I’m reminded of my late grandmother’s warning about how time only moves faster and faster.

When you’re a teenager, that doesn’t seem to make any sense. Time is a set standard, based on the Earth’s rotation, right? How could it move faster?

And while I run the risk of sounding sappy, I must agree her advice rings true. Maybe not on the hardest days of parenting. Oh, those days seem to drag on for years. Trying to raise two sons to act with respect and compassion feels like an endless dance on hot coals with society throwing flaming hot daggers to make it all the more interesting; difficult.

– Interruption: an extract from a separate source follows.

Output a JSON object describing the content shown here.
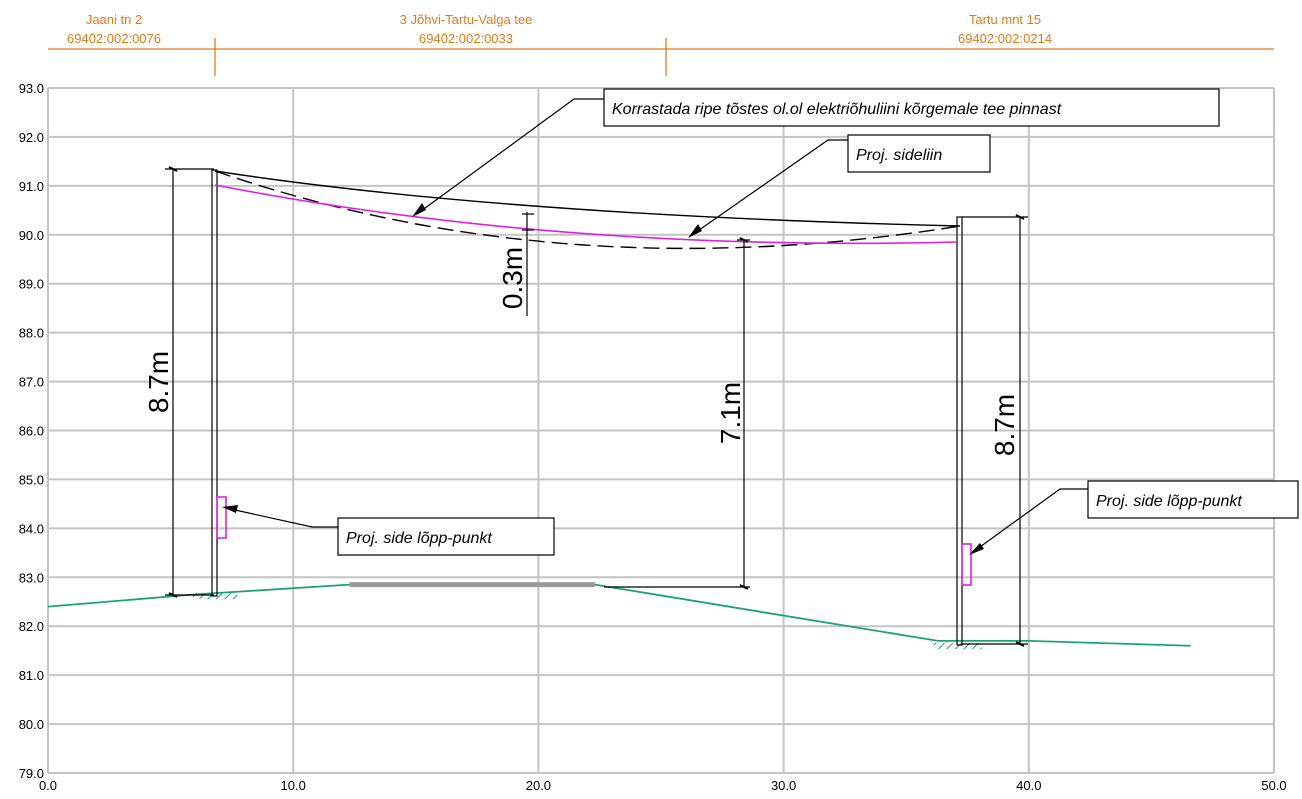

But the boys came home from traveling with my parents at least an inch taller each. Once, when I talked to our older son on the phone, he carried on a legitimate conversation that included phrases like, “Well, that’s very interesting.” I’m sorry. What? Who are you?

Time keeps spinning out of my control. I can’t seem to stay on top of my cleaning schedule, my day job, my night-job, my kids’ social schedule, my social schedule, date night, the gray in my hair, the hair on my legs, bodily hair in general (omg, my eyebrows), the news, politics, the latest technology my kids find interesting, the latest warnings about the technology my kids find interesting, the garden, the flowers, the dog’s brushing schedule, when did the dog last get a bath?, dinner, dinner, dinner, dinner, why do we require food sustenance every single day?, multiple times per day?, we’ve only been to the pool three times, overdue library books, and hey, sometimes I like to write because it makes me feel good, like I’ve accomplished something when everything else seems mostly half-assed.

And so I sit in my rocking chair, blowing my nose and coughing up gunk, watching the clouds float by the other bedroom window. I sit and breathe ohsoslow so as not to start off a coughing jag. I drink my water. The boys run in, as fast as the summer speeds by, to check on me. I rock and remember a time when I felt so overwhelmed by the length of the days, those early newborn days spent in a haze of half-awake, half-asleep, mostly lost.

There’s too much to do and not enough time to get it all done. Yes, being sick on top of it all feels like some kind of punishment for enjoying summer so far. But despite a lengthy to-do list and a growing pile of tissues, I kind of feel like this summer is maybe, almost, perhaps just the right speed. For this year. For us.